É um sinal grave da debilidade e da falta de coragem do FMI frente às grandes potências. Tenho orgulho de ter dirigido a Unctad. Sempre dissemos a verdade aos grandes. Em um relatório de 1997, assinado por mim, afirmamos que se a direção da economia mundial continuasse a concentrar a renda nos países e nas classes mais ricas fatalmente haveria uma reação (backlash) da globalização gerada por seus perdedores. Era uma organização com integridade moral para dizer o que os poderosos não queriam. Infelizmente, não é o caso do FMI, muito controlado por essas grandes potências. O staff tem qualidade, mas, muitas vezes, é sufocado pelos diretores que representam os países. Agora, no rascunho do documento final do próximo encontro do G-7, americanos se insurgiram contra a repetição de uma frase sobre o perigo do aumento do protecionismo.
Qual é o risco?
O protecionismo é um perigo para a economia mundial, uma grande ameaça. A economia brasileira voltou a dar sinais de vida pelo aumento do comércio, é uma das poucas notícias positivas.

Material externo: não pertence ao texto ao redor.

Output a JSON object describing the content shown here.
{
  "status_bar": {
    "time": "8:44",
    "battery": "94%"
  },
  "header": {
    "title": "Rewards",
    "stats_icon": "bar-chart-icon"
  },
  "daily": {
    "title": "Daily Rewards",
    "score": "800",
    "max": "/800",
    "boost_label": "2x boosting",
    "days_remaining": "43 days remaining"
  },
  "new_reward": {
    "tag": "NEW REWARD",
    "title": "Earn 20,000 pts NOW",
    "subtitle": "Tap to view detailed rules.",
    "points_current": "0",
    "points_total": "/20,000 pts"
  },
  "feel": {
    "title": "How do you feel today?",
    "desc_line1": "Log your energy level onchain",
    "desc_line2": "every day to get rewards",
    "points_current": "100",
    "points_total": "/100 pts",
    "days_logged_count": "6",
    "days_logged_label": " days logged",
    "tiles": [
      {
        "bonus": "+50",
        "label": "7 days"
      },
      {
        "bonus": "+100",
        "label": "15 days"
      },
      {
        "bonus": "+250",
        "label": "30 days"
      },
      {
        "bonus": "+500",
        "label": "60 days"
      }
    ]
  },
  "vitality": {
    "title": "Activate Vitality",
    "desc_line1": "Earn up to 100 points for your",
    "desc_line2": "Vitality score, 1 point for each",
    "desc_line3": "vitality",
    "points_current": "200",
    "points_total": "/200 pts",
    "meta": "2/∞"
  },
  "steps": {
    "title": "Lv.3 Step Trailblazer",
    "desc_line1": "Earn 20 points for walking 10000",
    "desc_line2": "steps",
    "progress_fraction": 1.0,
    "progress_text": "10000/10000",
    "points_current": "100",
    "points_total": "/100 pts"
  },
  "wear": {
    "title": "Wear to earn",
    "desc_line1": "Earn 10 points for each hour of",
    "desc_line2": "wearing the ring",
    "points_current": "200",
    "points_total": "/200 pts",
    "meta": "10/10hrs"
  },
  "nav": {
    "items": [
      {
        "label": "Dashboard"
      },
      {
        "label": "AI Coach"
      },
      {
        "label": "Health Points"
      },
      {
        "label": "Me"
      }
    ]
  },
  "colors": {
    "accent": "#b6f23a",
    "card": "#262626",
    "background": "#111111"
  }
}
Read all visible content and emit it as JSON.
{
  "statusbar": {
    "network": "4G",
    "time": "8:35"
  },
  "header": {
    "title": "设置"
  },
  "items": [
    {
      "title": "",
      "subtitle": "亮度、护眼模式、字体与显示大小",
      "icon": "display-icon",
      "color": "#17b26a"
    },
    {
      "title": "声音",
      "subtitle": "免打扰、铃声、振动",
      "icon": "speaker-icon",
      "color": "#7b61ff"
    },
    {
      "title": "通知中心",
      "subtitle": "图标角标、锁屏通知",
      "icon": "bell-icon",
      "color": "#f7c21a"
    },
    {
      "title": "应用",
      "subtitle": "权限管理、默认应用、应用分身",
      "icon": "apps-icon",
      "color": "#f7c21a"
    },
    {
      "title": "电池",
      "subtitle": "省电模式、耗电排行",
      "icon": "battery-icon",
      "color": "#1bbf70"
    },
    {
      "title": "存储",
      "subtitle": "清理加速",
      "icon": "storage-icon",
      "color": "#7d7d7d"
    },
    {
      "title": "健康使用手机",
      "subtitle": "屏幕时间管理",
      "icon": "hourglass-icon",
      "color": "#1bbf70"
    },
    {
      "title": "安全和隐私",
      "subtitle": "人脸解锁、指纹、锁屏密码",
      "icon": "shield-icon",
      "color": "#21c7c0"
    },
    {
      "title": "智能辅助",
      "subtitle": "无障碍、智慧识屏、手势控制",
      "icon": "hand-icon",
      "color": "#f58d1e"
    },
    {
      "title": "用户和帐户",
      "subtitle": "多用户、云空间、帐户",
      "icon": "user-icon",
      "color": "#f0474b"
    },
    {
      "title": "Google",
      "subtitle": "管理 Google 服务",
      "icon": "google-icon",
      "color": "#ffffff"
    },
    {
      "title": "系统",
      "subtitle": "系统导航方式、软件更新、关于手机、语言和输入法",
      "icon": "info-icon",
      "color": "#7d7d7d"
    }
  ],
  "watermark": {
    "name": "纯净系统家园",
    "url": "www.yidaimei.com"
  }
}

Como vai a nossa recuperação?
Os sinais positivos existem, mas são incipientes. Tivemos um retrocesso inédito em PIB per capita e nos distanciamos ainda mais dos países desenvolvidos. Aumentamos nosso índice de subdesenvolvimento. Paramos de cair e estamos começando a entrar no território positivo. É como alguém que está numa UTI depois de uma doença muito grave. A convalescença é lenta, no início não se tem energia para nada. O Brasil está nessa fase.
E o cenário político?
O sistema político continua com muita imprevisibilidade e instabilidade. É um futuro nebuloso. Pessoalmente, tenho dúvidas de que consiga sobreviver ao nível atual de crises econômica e política, agravado pelo problema ético da Lava-Jato. Há um esforço para levar avante reformas, como a da Previdência e trabalhista, mas por um governo com pouca popularidade e dificuldade de se comunicar com a opinião pública. A verdade é que as reformas precisam do apoio da população para vingarem. (...) Não vejo infelizmente nenhum sinal concreto de uma reforma profunda do sistema político, que cria cada vez mais danos. Comparo o sistema político ao câncer, que cresce por proliferação de células. No começo, é pequeno e se cura se for tratado, mas depois não. O sistema político brasileiro já chegou à metástase ou está próximo disso.